Speaker Mike Johnson (R-La.) is urging the House Ethics Committee to not release its investigation into former Rep. Matt Gaetz (R-Fla.), as pressure mounts on the panel to publish its findings about the Florida Republican who resigned from Congress immediately after President-elect Trump selected him to be attorney general.
“I do not, no,” Johnson told CNN and Politico reporters when asked if the panel should release its findings about Gaetz. “I think it’s a terrible breach of protocol and tradition and the spirit of the rule.”
“I’m going to strongly request the Ethics Committee not issue the report because that is not how we do things in the House and I think that would be a terrible precedent to set.”
The Speaker said he planned to talk to House Ethics Committee Chair Michael Guest (R-Miss.) about the matter.
Johnson later warned that issuing the report after Gaetz resigned Wednesday — and thus removed himself from the committee’s jurisdiction — would “open a Pandora’s box.”
Johnson’s lobbying for Gaetz is a striking break from the hands-off way House leaders have typically approached issues before the Ethics Committee in the past — and from what Johnson had said about the issues just two days prior.
“As far as the timing of a release report or something, I don’t know. The Speaker of the House is not involved in that — can’t be involved in that,” Johnson said Wednesday, shortly after he announced Gaetz had resigned from the House.
The Speaker argued Friday that the “House’s tradition” on the matter is the panel not issuing reports after members leave the chamber. That move, however, is not entirely unprecedented; in 1987, the panel released its report into former Rep. William Boner (D-Tenn.) after he resigned from the House.
Asked about that example, Johnson said it reflected precedent being broken.
“I believe it is very important to maintain the House’s tradition of not issuing Ethics reports on people who are no longer members of Congress,” the Speaker said. “I think it would open a Pandora’s box. It’s a very important rule that should be maintained — if it’s been broken once or twice, it should not have been.”
“If someone is no longer a member of Congress, we’re not in the business of investigating and publishing a report of people who are not in this institution,” he later added.
Former Speaker Kevin McCarthy (R-Calif.) has repeatedly said Gaetz forced a vote to oust him because he refused to get involved in the Ethics Committee investigation. Gaetz denied that, citing strategy and policy disagreements as why he led the charge to remove the Californian.

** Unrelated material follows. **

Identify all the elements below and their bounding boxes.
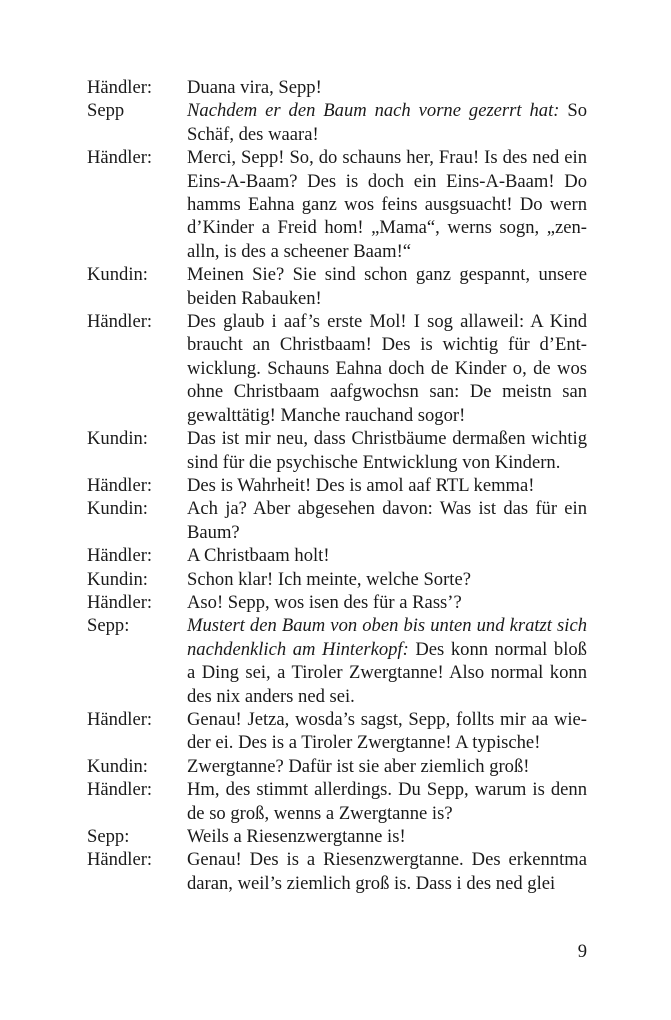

The Ethics panel has for years been investigating Gaetz, exploring whether he engaged in sexual misconduct and illicit drug use, among other allegations. He has vigorously denied allegations of wrongdoing, and the Department of Justice, which previously investigated whether he had sex with a 17-year-old, declined to charge him with a crime.
That Ethics Committee investigation, however, came to an abrupt end Wednesday, when Gaetz resigned from the House shortly after Trump nominated him to serve as attorney general. The Ethics panel does not have jurisdiction over former members of Congress.
Johnson declined to say if he has spoken with Trump about his stance on the release of the report.
“I’m not talking to anybody about what I said to Trump,” the Speaker said.
It remains unknown what path the panel will follow with its Gaetz report. The committee was initially scheduled to meet Friday to vote on whether to publish its findings — a vote that had been on the calendar before Wednesday’s developments — but the huddle was later canceled, two sources told The Hill.
It remains unclear when the panel will meet next.
“It’s very fluid,” one of the sources said.
Johnson said Gaetz abruptly resigned his seat in order to quickly start the process of electing a replacement and lessen his departure’s impacts of the slim majority. Lawmakers have speculated Gaetz resigned his seat in an attempt to keep the report from coming out.
Senators in both parties have said they want to see the Ethics panel’s findings before voting on his confirmation to the Cabinet position.